Your Genetic Code Is Not Carved in Stone

By Al Sears, MD

New research is revealing how your environment actually changes your genetics - 
and it's putting you in the driver's seat. 
In November, the Children's Hospital Oakland Research Institute released the 
results of their groundbreaking study. They found that a mother's diet during 
pregnancy not only affects her child, but also her child's offspring. 
This means that the lifestyle choices a woman makes can affect several 
generations of children - a revolutionary idea that flies in the face of 
conventional wisdom. 

For more than 150 years - since the time of Darwin - scientists have believed 
that any changes to an organism cannot be passed on to the next generation. 
According to strict Darwinism, if you were to change your diet, lose weight, 
and become super-fit, your children would not benefit from your efforts. But we 
now know there is something more at play: the "epigenome." The epigenome plays 
a powerful role in your health... and could make the difference between whether 
or not you "inherit" heart disease or diabetes or something else.

Scientists in an emerging field of research - epigenetics - have discovered 
that your genes are only 15 percent of the total genetic material you get from 
your parents. For example, your genes give you many individualizing traits like 
blue eyes or brown hair. The remaining 85 percent - the epigenome - is a 
scaffolding of proteins that surround your DNA's double-helix pattern. 
As it turns out, this "scaffolding" functions as an interface that interacts 
with your environment. Based on the lifestyle choices you make, the epigenome 
has the power to turn genes on or off, changing the way your body translates 
your genetic coding into the proteins that make up YOU. 

The Children's Hospital Oakland study, lead by Dr. David Martin, split 
genetically identical pregnant mice into two groups. The mice had been bred in 
a way that gave the scientists the ability to monitor a gene that determined 
both the color of their coats and their tendency to develop chronic disease. 
So, by tracking coat color, they were able to follow the effects of vitamin 
supplementation across two generations of offspring. 

The first group of mice received a standard diet. The second group received the 
same diet, with the added benefit of supplemental vitamin B12, folate, choline, 
and zinc. When the babies were born, the females from both groups were mated 
and fed identical diets with no supplements. When the offspring gave birth, Dr. 
Martin's team discovered that the original mice that had the diet with extra 
vitamins passed the benefits on to both their children and grandchildren.

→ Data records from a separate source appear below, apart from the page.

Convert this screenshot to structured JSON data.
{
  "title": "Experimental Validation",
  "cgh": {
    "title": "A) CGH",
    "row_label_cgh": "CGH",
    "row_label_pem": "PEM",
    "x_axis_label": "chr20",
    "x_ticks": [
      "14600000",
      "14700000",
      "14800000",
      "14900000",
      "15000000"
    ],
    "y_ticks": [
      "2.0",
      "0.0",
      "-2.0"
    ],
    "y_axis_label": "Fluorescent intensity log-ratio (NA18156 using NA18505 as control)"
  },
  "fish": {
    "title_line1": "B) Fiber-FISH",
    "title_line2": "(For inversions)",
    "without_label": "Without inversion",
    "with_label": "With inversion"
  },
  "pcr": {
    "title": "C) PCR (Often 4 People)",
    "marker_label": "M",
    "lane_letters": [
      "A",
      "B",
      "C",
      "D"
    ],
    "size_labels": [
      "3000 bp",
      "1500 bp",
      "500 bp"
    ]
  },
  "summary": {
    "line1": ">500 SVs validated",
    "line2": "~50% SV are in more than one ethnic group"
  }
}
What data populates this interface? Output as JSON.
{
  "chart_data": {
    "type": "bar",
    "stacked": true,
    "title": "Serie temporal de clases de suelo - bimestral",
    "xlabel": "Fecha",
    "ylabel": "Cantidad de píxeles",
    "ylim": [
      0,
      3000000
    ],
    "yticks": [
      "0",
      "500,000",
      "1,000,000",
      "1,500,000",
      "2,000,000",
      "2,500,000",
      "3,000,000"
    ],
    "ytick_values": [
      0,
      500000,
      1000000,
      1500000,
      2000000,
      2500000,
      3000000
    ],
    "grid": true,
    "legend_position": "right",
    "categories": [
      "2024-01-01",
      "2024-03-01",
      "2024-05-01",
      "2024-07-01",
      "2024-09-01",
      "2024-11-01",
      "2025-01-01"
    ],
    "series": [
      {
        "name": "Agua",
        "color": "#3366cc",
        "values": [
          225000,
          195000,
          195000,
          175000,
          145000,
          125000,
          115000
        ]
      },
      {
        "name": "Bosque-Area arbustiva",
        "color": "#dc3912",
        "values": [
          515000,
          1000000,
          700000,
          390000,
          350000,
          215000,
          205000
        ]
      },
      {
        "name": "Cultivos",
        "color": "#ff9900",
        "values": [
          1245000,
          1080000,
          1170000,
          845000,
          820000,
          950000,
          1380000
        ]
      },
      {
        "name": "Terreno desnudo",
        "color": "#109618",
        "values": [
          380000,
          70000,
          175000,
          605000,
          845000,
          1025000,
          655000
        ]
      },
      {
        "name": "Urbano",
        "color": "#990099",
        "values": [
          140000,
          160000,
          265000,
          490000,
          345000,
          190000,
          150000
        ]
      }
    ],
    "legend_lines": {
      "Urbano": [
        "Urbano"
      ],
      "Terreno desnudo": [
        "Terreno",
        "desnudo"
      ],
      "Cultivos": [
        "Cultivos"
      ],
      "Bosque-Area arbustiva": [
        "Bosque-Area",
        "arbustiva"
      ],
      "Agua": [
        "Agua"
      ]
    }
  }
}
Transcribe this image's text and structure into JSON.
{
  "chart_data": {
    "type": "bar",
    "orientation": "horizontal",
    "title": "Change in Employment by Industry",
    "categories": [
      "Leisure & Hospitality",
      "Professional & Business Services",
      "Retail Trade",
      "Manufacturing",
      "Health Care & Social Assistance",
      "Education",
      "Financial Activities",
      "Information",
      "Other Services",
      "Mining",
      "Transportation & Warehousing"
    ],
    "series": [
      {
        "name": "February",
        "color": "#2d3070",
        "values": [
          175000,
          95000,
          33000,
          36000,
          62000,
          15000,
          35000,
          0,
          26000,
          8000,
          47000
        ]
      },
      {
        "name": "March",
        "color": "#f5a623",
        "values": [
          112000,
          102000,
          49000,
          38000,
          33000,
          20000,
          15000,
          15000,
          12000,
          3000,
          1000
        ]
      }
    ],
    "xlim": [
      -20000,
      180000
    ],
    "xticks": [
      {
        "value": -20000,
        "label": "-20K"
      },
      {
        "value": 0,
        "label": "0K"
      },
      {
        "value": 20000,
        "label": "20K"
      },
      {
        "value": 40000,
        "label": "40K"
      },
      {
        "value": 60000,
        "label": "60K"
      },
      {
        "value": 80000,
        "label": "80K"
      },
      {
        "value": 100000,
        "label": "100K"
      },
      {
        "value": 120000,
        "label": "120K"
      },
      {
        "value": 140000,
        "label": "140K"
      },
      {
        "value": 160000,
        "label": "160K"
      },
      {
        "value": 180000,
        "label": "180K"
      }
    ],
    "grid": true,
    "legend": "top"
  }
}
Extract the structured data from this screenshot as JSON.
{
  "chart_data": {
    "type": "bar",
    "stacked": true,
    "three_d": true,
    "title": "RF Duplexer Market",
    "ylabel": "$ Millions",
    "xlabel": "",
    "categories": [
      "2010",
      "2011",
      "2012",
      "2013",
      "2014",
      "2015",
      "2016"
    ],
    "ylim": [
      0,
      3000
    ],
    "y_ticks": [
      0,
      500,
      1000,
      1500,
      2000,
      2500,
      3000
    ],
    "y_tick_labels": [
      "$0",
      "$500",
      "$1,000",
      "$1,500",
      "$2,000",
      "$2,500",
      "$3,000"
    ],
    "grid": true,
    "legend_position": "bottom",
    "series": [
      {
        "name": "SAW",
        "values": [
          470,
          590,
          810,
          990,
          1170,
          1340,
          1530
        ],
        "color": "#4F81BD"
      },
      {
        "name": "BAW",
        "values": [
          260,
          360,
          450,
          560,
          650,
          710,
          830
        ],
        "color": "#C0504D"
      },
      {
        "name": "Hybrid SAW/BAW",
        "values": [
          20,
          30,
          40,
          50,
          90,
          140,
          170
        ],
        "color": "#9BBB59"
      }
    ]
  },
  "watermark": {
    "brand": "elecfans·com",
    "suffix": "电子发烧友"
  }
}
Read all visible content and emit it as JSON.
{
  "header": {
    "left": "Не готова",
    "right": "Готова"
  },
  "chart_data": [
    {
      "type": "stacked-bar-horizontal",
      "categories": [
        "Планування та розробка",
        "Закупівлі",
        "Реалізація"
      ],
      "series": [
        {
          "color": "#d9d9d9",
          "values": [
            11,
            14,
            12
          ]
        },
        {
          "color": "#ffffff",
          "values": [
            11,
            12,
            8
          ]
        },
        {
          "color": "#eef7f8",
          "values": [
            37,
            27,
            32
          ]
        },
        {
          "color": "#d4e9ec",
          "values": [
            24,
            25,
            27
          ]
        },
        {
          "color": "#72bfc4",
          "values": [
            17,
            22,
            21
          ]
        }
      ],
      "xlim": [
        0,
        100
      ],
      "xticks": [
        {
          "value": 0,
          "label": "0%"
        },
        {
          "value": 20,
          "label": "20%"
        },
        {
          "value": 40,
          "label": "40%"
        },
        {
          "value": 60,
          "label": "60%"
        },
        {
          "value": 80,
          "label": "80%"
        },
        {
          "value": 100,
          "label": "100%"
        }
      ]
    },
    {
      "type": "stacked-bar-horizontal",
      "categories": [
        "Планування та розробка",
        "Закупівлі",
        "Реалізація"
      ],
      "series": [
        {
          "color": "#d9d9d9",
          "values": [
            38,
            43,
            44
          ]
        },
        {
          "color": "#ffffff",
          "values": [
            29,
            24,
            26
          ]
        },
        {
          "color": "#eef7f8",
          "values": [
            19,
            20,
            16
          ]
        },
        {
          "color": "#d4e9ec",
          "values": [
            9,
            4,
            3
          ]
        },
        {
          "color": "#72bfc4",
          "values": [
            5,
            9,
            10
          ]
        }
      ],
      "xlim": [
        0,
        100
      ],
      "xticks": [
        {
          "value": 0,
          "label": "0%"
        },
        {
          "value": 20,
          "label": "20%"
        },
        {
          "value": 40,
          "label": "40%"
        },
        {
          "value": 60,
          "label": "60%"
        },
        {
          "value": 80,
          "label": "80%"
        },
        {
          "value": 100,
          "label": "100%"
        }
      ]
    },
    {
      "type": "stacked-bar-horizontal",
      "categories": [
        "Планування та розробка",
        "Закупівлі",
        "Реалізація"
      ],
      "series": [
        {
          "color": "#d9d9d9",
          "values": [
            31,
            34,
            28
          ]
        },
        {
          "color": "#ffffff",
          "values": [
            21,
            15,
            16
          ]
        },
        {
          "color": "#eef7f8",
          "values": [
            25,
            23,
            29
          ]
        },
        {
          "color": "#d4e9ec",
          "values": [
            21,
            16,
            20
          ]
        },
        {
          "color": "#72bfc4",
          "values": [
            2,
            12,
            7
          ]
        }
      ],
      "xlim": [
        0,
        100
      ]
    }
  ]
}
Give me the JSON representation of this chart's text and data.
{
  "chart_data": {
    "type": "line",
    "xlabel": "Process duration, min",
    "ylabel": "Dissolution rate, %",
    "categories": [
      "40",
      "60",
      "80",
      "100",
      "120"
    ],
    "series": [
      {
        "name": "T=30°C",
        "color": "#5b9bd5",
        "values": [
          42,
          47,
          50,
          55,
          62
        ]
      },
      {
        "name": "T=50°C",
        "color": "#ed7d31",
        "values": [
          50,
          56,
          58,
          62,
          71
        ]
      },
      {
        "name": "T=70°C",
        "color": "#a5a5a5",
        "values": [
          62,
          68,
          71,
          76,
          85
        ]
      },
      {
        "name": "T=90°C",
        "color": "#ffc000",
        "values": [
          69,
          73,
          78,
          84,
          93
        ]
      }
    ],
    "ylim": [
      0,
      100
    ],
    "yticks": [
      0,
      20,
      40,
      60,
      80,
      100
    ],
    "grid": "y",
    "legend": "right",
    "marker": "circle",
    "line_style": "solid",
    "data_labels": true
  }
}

Findings like these have powerful implications in both directions. It means 
that, by making healthy choices, your efforts can have a positive effect not 
only on your children but on your grandchildren as well. On the other hand, a 
diet of fast food and sodas will not only wreck your own health, it could 
predispose future generations to chronic diseases like obesity, diabetes, and 
heart disease. 
That helps to explain why so many schoolchildren suffer from high blood 
pressure and low HDL (good cholesterol). The poor dietary choices their parents 
made are coming home to roost. 

This discovery gives us new insight into a long-standing debate between Charles 
Darwin and a guy you may never have heard of - French naturalist Jean-Baptiste 
Lamarck. 
Darwin's theory, which has been shaping the direction of modern science, can be 
summed up in a few words: Genes cannot be affected by the outside world. In 
other words, your lifestyle choices have no effect on your genetic code or how 
those genes are expressed.

But Lamarck believed that if an organism changes during its life in order to 
adapt to its environment, those changes would be passed on to its offspring - 
and Dr. Martin's study is one of several that are proving he was correct.
So, guess what? It looks like you're no longer a "victim" of your genetic 
programming. If, for example, if you decide to exercise vigorously to develop 
new muscle, it now appears that it's possible for you to pass on a 
predisposition to build muscle with exercise to your children... and perhaps 
even further down your line of descendants. 

Conscious decisions to improve your health will interact with your epigenome. 
In turn, the proteins in your epigenome can turn off genes that would have 
otherwise expressed themselves as disease in your descendents. 
Instead of the old model, think of your genetic code as a library. You have 
thousands of choices, but you never check out all of the books. The epigenome 
interacts with your environment and your choices to determine which books to 
"read." 

Your Genetic Code Is Not Carved in Stone
Vitamins like E, C, and A send messages to your genes that normalize cell 
division. This alone can aid in preventing many forms of cancer. 
For vitamins E and C, I recommend taking more than the U.S. government 
suggests. Start with 100 IUs of vitamin E and 2,000 mg of vitamin C daily.

Here are four other nutrients that powerfully support detoxification and proper 
genetic expression:
Vitamin B12: 500 to 1,000 mcg daily 
Folic acid: 500 to 1,000 mcg daily 
Vitamin B6: 10 to 20 mg daily 
Betaine [Betaine HCL aka TMG]: 200 to 1,000 mg daily 

Don't sit back and allow "bad genes" to ruin your health. Take action and make 
yourself and future generations healthier.